Trovato l’accordo tra i proprietari. Ora via ai lavori di sistemazione.
L’assessore provinciale alla cultura Giuseppe Fraticelli annuncia con soddisfazione la sottoscrizione della convenzione tra tutti i proprietari (oltre alla Provincia ci sono il Comune di Viterbo ed un soggetto privato) e l’associazione Archeotuscia per la gestione della necropoli di Castel d’Asso.
Si tratta di un importante risultato scaturito dalla forte volontà della Provincia di tutelare, conservare e valorizzare una delle zone più belle del capoluogo, un’area ricca di storia, cultura e dalle straordinarie potenzialità turistiche. A seguito di numerosi incontri, tavoli di discussione e di lavoro si è arrivati a definire un accordo che riconosce nell’associazione Archeotuscia la realtà meglio qualificata, per gestire la necropoli a scopo turistico secondo il progetto presentato dall’associazione e approvato da tutti i proprietari.
Grazie a questa convenzione la Provincia vedrà recintata e messa in sicurezza la porzione di territorio di cui è proprietaria per consentire la fruizione turistica del sito. La messa in sicurezza dell’area è infatti la condizione essenziale per consentire il passaggio, in comodato gratuito, della parte di proprietà della Provincia all’Archeotuscia, trasferimento che avverrà solo dopo l’avvenuta ultimazione dei lavori. Sarà l’Associazione Archeotuscia a farsi carico delle spese di sistemazione dell’area, di allestimento della segnaletica, di apertura al pubblico e di reperimento del personale da impiegare nelle visite guidate. Visite che saranno a pagamento e i cui proventi verranno investiti dall’associazione nella cura e nella riqualificazione del sito.
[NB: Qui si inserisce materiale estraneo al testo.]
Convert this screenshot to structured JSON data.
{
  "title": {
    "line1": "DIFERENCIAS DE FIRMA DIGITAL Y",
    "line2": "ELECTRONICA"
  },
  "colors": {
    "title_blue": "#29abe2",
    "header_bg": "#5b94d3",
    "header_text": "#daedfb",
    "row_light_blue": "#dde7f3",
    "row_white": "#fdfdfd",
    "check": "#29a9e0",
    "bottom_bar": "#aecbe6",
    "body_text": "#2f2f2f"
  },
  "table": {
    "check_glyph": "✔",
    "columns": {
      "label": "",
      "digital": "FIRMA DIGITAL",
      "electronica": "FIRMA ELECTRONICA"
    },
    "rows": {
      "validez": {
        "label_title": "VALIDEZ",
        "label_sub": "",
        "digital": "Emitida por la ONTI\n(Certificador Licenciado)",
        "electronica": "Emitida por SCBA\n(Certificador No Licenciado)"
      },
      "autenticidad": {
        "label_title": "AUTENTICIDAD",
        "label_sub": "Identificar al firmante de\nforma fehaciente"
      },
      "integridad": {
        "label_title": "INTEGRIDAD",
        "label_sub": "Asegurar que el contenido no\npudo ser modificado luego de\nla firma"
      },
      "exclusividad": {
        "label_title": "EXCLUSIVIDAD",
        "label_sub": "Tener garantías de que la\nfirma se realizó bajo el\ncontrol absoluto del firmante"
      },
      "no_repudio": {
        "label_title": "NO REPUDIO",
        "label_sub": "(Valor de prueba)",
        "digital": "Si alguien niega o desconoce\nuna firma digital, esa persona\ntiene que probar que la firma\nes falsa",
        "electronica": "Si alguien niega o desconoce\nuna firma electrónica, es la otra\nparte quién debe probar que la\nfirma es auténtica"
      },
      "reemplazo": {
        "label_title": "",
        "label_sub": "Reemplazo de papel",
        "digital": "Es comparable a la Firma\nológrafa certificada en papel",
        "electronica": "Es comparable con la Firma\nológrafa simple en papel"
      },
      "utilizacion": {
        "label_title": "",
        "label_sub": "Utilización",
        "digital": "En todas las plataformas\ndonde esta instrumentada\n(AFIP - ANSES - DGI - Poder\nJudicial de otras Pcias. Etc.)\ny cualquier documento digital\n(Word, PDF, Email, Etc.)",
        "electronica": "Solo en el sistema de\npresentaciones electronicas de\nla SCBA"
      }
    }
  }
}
La Provincia attiverà i canali di finanziamento necessari a sostenere l’operazione e si è resa disponibile ad erogare fondi per la gestione dell’area nel caso in cui vi saranno le disponibilità finanziarie necessarie. “La Provincia – è il commento dell’assessore Fraticelli – si è impegnata al massimo in questi mesi per trovare un accordo fra le parti al fine di sistemare l’area e garantire la sua piena fruizione a scopo turistico. L’auspicio è quello di poter in futuro sostenere l’associazione Archeotuscia nella tutela e valorizzazione del sito trovando i necessari canali di finanziamento, in modo da rendere sempre più accogliente la necropoli per i turisti che vorranno visitarla. Per il momento possiamo però considerare questa convenzione un ottimo passo in avanti ed una positiva risposta alle richieste di intervento giunte da più parti”.